Sunday, 21 July 2013

Caching with Spring Cache

From time to time we need to use a cache in our application.
Instead of writing it on our own and reinventing the wheel, we can use Spring Cache.
Its biggest advantage is unobtrusiveness - besides few annotations we keep our code intact.

Let's see how to do it.
At first let's have a look at some fake service that is the reason for using cache (in real life it may be some database call, web service etc.)

public class SlowService {
private Logger logger = LoggerFactory.getLogger(SlowService.class.getName());
public boolean isVipClient(String clientName) {
logger.debug("Checking " + clientName);
boolean result = false;
if (clientName.hashCode() % 2 == 0) {
result = true;
}
return result;
}
}

We will cache the invocations of isVipClient(...) 

Let's start with adding dependencies to our project:

<dependency>
<groupId>ch.qos.logback</groupId>
<artifactId>logback-classic</artifactId>
<version>1.0.13</version>
</dependency>
<dependency>
<groupId>org.springframework</groupId>
<artifactId>spring-context</artifactId>
<version>3.2.3.RELEASE</version>
</dependency>
<dependency>
<groupId>org.springframework</groupId>
<artifactId>spring-test</artifactId>
<version>3.2.3.RELEASE</version>
<scope>test</scope>
</dependency>
<dependency>
<groupId>junit</groupId>
<artifactId>junit</artifactId>
<version>4.11</version>
<scope>test</scope>
</dependency>
<dependency>
<groupId>org.kubek2k</groupId>
<artifactId>springockito</artifactId>
<version>1.0.5</version>
<scope>test</scope>
</dependency>
view raw dep.xml hosted with ❤ by GitHub

We'd like to use xml-free spring config, so we will define our beans in java:

@Configuration
@EnableCaching
@ComponentScan("pl.mjedynak")
public class AppConfig {
public static final String VIP_CLIENTS_CACHE = "vipClients";
@Bean
public SlowService slowService() {
return new SlowService();
}
@Bean
public CacheManager cacheManager() {
SimpleCacheManager cacheManager = new SimpleCacheManager();
cacheManager.setCaches(Arrays.asList(new ConcurrentMapCache(VIP_CLIENTS_CACHE)));
return cacheManager;
}
}
view raw AppConfig.java hosted with ❤ by GitHub

We have our SlowService defined as a bean. We also have the cacheManager along with a cache name and its implementation - in our case it's based on ConcurrentHashMap. We can't forget about enabling caching via annotation.
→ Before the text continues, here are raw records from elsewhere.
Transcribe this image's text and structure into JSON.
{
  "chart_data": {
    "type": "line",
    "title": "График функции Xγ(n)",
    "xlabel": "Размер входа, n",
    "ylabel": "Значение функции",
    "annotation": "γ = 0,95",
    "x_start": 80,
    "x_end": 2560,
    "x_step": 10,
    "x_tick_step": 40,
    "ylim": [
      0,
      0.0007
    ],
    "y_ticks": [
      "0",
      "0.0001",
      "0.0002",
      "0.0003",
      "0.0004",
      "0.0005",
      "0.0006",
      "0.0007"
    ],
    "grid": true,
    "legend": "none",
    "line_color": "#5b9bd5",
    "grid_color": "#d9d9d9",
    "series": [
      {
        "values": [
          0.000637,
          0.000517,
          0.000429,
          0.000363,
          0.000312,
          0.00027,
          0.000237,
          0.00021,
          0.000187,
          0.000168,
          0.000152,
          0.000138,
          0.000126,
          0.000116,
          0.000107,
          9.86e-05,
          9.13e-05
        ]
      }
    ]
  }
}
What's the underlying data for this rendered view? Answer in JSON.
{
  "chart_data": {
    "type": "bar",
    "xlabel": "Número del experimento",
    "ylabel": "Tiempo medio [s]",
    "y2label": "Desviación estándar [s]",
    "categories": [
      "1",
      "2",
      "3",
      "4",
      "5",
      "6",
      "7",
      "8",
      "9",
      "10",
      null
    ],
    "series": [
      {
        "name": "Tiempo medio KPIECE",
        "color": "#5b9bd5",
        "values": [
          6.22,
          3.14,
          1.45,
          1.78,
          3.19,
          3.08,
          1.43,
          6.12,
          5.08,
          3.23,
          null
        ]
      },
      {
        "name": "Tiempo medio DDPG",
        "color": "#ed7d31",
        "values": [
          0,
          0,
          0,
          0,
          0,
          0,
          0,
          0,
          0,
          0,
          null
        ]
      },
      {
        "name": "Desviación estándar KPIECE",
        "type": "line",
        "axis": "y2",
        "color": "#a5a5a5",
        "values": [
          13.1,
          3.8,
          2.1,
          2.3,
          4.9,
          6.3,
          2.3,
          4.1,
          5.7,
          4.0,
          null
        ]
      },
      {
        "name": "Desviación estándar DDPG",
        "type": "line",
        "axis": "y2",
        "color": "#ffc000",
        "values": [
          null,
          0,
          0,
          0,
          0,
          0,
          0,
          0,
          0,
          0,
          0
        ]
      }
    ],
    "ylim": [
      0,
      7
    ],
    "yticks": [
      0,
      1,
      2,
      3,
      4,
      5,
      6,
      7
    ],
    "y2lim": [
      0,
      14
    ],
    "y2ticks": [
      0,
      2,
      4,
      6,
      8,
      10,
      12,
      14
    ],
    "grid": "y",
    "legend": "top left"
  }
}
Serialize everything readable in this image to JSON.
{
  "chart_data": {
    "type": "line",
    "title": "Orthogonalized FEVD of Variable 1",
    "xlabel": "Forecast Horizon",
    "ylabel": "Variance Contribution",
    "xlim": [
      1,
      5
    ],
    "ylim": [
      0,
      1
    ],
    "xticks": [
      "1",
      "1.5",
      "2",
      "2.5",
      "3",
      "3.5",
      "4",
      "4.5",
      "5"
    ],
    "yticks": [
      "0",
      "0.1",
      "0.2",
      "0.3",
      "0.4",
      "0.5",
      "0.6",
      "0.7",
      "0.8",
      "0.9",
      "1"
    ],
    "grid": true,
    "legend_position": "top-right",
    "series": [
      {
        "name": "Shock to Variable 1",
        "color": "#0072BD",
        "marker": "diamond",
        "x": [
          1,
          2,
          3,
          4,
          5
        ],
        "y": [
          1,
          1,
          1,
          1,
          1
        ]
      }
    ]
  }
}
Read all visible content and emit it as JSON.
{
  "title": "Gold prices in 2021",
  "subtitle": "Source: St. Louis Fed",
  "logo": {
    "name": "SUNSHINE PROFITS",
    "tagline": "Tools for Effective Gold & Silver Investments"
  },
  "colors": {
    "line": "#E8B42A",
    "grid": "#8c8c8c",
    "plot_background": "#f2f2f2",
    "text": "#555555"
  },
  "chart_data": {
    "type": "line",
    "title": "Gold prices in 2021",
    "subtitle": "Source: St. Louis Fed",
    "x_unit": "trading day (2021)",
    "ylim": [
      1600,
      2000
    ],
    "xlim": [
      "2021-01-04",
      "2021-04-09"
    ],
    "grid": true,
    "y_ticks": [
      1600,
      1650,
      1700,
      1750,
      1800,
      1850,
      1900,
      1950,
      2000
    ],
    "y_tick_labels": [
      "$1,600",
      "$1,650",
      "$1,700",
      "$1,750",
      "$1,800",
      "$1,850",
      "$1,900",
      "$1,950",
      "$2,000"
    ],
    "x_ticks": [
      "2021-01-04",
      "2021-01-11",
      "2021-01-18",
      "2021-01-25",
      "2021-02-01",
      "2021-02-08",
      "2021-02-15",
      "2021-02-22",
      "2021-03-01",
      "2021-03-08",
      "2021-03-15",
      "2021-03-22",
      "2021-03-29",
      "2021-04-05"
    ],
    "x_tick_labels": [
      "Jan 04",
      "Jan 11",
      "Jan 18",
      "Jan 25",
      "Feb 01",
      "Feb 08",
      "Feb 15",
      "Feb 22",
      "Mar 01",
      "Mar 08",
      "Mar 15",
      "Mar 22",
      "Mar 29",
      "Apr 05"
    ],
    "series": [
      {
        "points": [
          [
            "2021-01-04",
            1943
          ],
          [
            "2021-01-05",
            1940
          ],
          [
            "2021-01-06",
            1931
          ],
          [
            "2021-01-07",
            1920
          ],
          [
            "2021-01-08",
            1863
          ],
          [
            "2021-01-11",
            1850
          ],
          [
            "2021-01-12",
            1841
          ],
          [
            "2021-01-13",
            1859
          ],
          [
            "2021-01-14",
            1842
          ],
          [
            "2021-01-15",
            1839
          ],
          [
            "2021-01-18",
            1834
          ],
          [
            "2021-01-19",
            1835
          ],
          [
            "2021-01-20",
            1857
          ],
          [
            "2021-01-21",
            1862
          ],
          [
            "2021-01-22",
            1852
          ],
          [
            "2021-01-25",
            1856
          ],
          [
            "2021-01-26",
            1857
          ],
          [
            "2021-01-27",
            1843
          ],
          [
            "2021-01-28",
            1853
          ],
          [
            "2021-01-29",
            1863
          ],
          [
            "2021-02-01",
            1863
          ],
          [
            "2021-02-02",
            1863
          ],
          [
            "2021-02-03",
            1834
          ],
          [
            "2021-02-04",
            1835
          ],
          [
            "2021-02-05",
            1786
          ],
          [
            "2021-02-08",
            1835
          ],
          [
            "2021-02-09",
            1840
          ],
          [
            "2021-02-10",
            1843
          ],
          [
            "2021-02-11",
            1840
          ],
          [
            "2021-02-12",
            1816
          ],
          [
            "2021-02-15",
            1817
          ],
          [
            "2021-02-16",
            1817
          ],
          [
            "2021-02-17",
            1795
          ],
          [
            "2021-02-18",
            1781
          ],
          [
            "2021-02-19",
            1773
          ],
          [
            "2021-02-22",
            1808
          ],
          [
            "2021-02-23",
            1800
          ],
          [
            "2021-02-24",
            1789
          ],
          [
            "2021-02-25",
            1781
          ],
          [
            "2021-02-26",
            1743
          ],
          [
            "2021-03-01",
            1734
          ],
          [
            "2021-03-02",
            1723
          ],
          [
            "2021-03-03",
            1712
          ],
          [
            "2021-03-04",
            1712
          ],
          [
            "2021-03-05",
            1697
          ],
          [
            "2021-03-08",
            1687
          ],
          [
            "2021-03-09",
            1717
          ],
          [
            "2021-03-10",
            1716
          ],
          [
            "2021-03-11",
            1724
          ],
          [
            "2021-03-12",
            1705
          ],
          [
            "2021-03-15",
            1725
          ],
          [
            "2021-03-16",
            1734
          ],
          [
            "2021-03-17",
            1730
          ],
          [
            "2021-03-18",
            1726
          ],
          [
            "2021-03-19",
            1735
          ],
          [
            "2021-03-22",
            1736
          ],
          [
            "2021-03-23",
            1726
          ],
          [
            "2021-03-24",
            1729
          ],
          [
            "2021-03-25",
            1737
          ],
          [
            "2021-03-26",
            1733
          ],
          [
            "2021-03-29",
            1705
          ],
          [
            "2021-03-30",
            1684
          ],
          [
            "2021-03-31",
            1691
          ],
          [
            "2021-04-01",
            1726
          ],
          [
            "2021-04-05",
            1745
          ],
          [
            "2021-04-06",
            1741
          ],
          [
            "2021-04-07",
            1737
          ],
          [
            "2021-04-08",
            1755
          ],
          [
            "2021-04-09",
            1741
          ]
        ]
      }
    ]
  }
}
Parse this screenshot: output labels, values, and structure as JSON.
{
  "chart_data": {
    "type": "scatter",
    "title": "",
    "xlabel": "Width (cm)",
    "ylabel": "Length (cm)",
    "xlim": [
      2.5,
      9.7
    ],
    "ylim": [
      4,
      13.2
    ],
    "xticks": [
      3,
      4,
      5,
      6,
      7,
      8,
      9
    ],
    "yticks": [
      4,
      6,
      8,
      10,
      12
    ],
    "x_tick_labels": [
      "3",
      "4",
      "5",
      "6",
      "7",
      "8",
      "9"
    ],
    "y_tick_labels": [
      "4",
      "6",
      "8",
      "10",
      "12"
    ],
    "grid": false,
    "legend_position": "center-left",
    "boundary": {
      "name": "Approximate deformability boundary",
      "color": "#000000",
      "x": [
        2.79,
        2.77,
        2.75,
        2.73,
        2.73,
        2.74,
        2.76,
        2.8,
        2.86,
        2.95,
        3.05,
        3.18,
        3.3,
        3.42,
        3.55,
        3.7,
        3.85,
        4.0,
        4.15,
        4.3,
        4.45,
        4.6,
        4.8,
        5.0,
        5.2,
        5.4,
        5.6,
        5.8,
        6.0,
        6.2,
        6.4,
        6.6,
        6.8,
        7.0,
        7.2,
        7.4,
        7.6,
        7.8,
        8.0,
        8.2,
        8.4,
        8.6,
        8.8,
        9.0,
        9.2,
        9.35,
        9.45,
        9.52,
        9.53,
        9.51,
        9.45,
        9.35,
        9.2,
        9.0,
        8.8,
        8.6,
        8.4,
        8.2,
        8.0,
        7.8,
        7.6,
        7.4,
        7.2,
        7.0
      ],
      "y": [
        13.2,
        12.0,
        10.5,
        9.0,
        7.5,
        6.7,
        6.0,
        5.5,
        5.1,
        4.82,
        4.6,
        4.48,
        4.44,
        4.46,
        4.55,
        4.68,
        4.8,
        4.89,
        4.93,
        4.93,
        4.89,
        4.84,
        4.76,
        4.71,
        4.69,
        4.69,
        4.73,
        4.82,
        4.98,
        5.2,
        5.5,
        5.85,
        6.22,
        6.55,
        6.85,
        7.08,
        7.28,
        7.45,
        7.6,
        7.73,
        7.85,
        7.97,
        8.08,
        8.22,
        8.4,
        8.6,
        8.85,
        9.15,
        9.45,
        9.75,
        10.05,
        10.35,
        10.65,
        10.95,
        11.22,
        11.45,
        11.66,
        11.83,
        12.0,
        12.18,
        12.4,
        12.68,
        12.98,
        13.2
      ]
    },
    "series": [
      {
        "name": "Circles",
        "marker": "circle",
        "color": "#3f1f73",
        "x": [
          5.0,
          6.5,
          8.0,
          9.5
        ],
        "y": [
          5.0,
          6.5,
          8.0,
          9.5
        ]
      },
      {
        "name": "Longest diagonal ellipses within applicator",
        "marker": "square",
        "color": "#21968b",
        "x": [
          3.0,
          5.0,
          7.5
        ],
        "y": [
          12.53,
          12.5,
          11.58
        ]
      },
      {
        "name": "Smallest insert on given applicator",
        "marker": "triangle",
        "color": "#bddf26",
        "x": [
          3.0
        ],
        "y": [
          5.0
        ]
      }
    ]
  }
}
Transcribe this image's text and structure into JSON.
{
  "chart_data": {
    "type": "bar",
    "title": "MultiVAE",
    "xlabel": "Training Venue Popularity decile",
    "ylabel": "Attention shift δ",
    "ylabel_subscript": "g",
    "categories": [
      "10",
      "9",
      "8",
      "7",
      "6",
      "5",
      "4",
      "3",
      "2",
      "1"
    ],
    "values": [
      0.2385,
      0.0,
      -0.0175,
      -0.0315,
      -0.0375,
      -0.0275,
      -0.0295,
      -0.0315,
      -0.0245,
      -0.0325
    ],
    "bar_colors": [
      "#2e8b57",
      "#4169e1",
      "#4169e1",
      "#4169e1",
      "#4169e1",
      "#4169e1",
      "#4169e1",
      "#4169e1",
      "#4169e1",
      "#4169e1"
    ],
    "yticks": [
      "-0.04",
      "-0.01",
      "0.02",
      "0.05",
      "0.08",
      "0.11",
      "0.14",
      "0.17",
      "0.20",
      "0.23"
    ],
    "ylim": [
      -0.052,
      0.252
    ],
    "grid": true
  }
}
The only thing to do is to add annotation @Cacheable with a cache name to our method:

@Cacheable(AppConfig.VIP_CLIENTS_CACHE)
public boolean isVipClient(String clientName) { ...
view raw exc.java hosted with ❤ by GitHub


How to test our cache?
One way to do it is to check if the double invocation of our method with the same parameter will actually execute the method only once.
We will use springockito to inject a spy into our class and verify its behaviour.
We need to start with a spring test context:

<?xml version="1.0" encoding="UTF-8"?>
<beans xmlns="http://www.springframework.org/schema/beans"
xmlns:xsi="http://www.w3.org/2001/XMLSchema-instance"
xmlns:context="http://www.springframework.org/schema/context"
xmlns:mockito="http://www.mockito.org/spring/mockito"
xsi:schemaLocation="http://www.springframework.org/schema/beans
http://www.springframework.org/schema/beans/spring-beans-3.1.xsd
http://www.springframework.org/schema/context
http://www.springframework.org/schema/context/spring-context.xsd
http://www.mockito.org/spring/mockito classpath:spring/mockito.xsd">
<context:component-scan base-package="pl.mjedynak"/>
<mockito:spy beanName="slowService"/>
</beans>

Basically the context will read the configuration from java class and will replace the slowService bean with a spy. It would be nicer to do it with an annotation but at the time of this writing the @WrapWithSpy doesn't work (https://bitbucket.org/kubek2k/springockito/issue/33).

Here's our test:
@RunWith(SpringJUnit4ClassRunner.class)
@ContextConfiguration
public class SlowServiceIntegrationTest {
@Autowired
private SlowService slowService;
@Test
public void shouldUseCacheWhenCallingCachedMethodWithTheSameParameter() {
// given
String clientName = "WakaWaka";
// when
slowService.isVipClient(clientName);
slowService.isVipClient(clientName);
// then
verify(slowService).isVipClient(clientName);
}
}

This was the very basic example, spring cache offers more advanced features like cache eviction and update.

The whole project can be found at github.